Последний раз Ленин покинул город, звавшийся Санкт-Петербургом, в 1906-м; в апреле 1917-го вернулся уже в Петроград. Город был второй день Ленинградом, когда 27 января 1924 года Ленина хоронили в Москве.
Точное число памятников Ленину, установленных в «граде Петровом», никому не известно, по округленным оценкам, всего было более восьмидесяти, сейчас осталось около сорока, включая ведомственные. Мемориальных досок, посвященных Ленину, на контрольный 1999 год, когда был издан авторитетный справочник «Мемориальные доски Санкт-Петербурга», сохранилось 119, включая доску памяти спуска на воду первого атомного ледокола «Ленин». В справочнике «Ленин в Петербурге—Петрограде», изданном в 1980 году, указано 275 ленинских адресов.
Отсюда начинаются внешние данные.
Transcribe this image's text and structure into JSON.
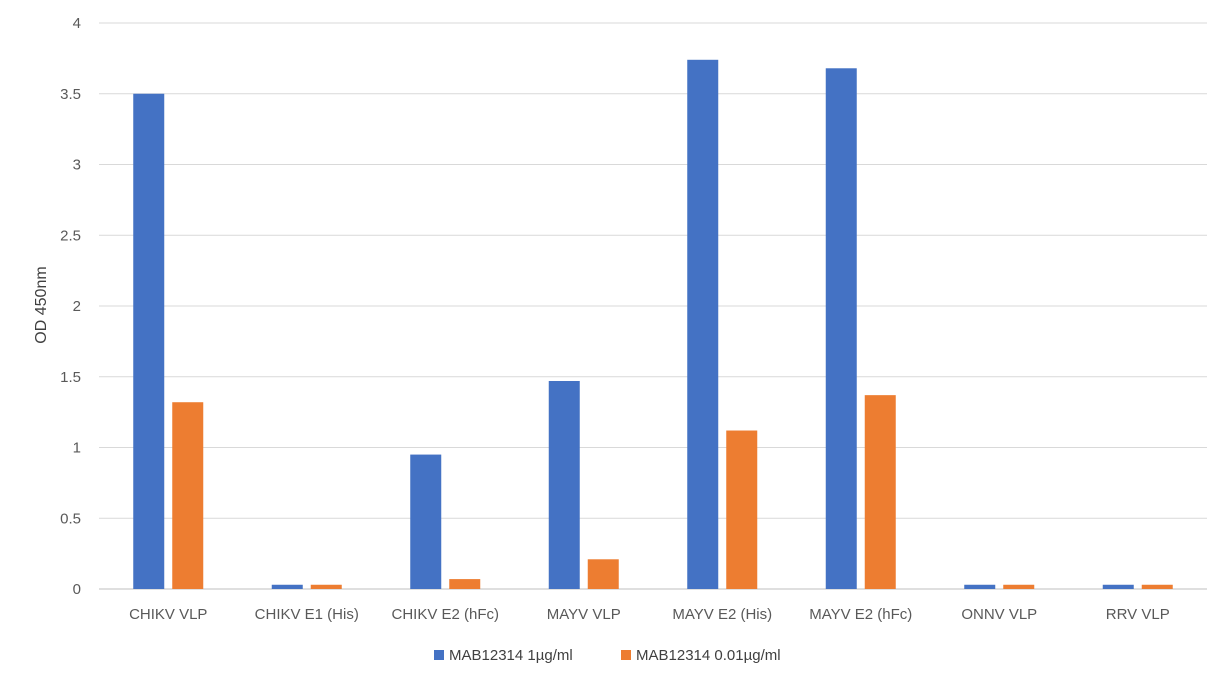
{
  "chart_data": {
    "type": "bar",
    "title": "",
    "xlabel": "",
    "ylabel": "OD 450nm",
    "ylim": [
      0,
      4
    ],
    "yticks": [
      "0",
      "0.5",
      "1",
      "1.5",
      "2",
      "2.5",
      "3",
      "3.5",
      "4"
    ],
    "grid": true,
    "legend_position": "bottom",
    "categories": [
      "CHIKV VLP",
      "CHIKV E1 (His)",
      "CHIKV E2 (hFc)",
      "MAYV VLP",
      "MAYV E2 (His)",
      "MAYV E2 (hFc)",
      "ONNV VLP",
      "RRV VLP"
    ],
    "series": [
      {
        "name": "MAB12314 1µg/ml",
        "color": "#4472C4",
        "values": [
          3.5,
          0.03,
          0.95,
          1.47,
          3.74,
          3.68,
          0.03,
          0.03
        ]
      },
      {
        "name": "MAB12314 0.01µg/ml",
        "color": "#ED7D31",
        "values": [
          1.32,
          0.03,
          0.07,
          0.21,
          1.12,
          1.37,
          0.03,
          0.03
        ]
      }
    ]
  }
}
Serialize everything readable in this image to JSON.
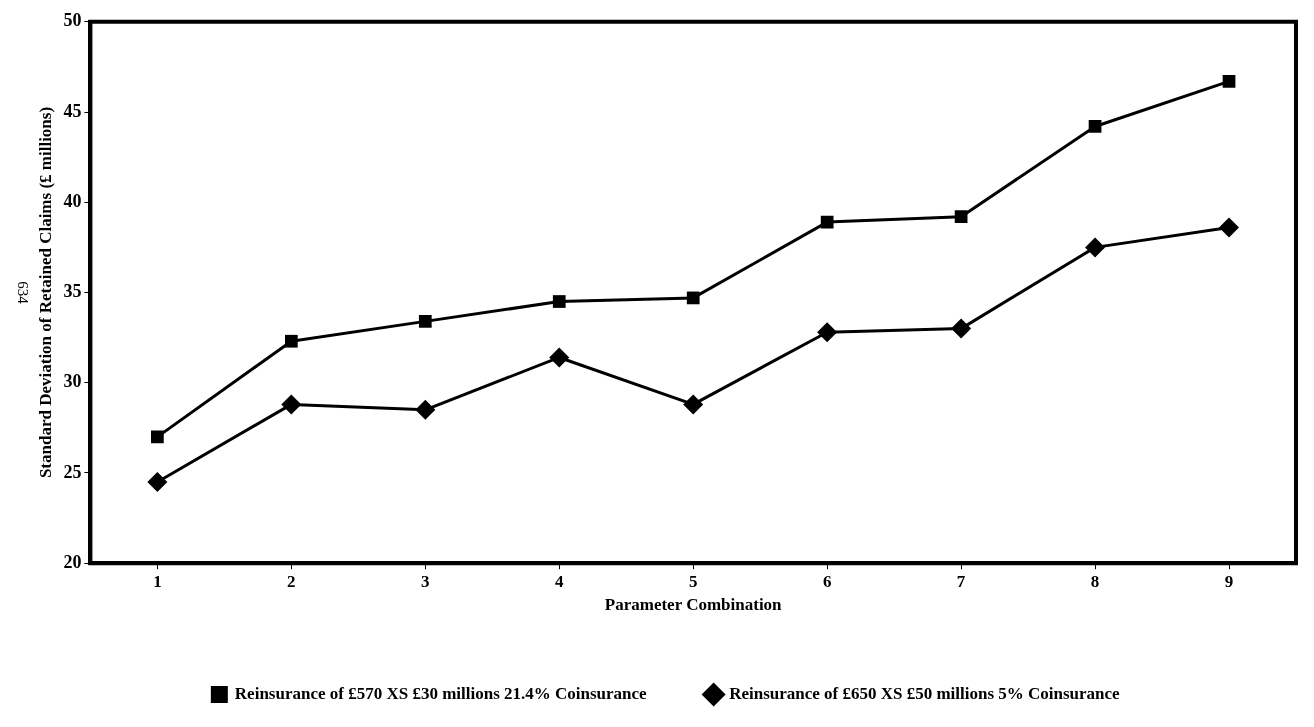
{
  "chart_data": {
    "type": "line",
    "xlabel": "Parameter Combination",
    "ylabel": "Standard Deviation of Retained Claims (£ millions)",
    "categories": [
      "1",
      "2",
      "3",
      "4",
      "5",
      "6",
      "7",
      "8",
      "9"
    ],
    "series": [
      {
        "name": "Reinsurance of £570 XS £30 millions 21.4% Coinsurance",
        "color": "#000000",
        "marker": "square",
        "values": [
          27.0,
          32.3,
          33.4,
          34.5,
          34.7,
          38.9,
          39.2,
          44.2,
          46.7
        ]
      },
      {
        "name": "Reinsurance of £650 XS £50 millions 5% Coinsurance",
        "color": "#000000",
        "marker": "diamond",
        "values": [
          24.5,
          28.8,
          28.5,
          31.4,
          28.8,
          32.8,
          33.0,
          37.5,
          38.6
        ]
      }
    ],
    "ylim": [
      20,
      50
    ],
    "yticks": [
      20,
      25,
      30,
      35,
      40,
      45,
      50
    ],
    "grid": false,
    "legend": "bottom",
    "line_style": "solid",
    "annotations": [
      "634"
    ]
  }
}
Утверждение «Здесь каждый камень Ленина знает», вообще-то, не так далеко от истины — во всяком случае, гораздо ближе к ней, чем всем известное «не каждая птица долетит до середины Днепра».
Игра «в Ленина»
Революция. Голод. Гражданская война. Массовый исход из города. Массовая эмиграция. С 1917-го по 1920-й население Петрограда сократилось втрое (!), было достигнуто «дно». Далее начинается медленный рост населения. К моменту смерти Ленина рост компенсировал убыль где-то на четверть — за счет приезжих, лояльных к советской власти, и победителей, вернувшихся с Гражданской войны.
Кто советскую власть не принял, те в основном уехали.
Потеря населения Петрограда за семь лет на день смерти Ленина в Горках составляла около миллиона человек. Не знаю, каким этот отбор надо назвать — естественным или искусственным, но город преимущественно был населен теми, кто смерть Ленина переживал как личную трагедию. Нам даже трудно представить массовую экзальтацию, вызванную смертью Ленина, — всю глубину коллективного горя.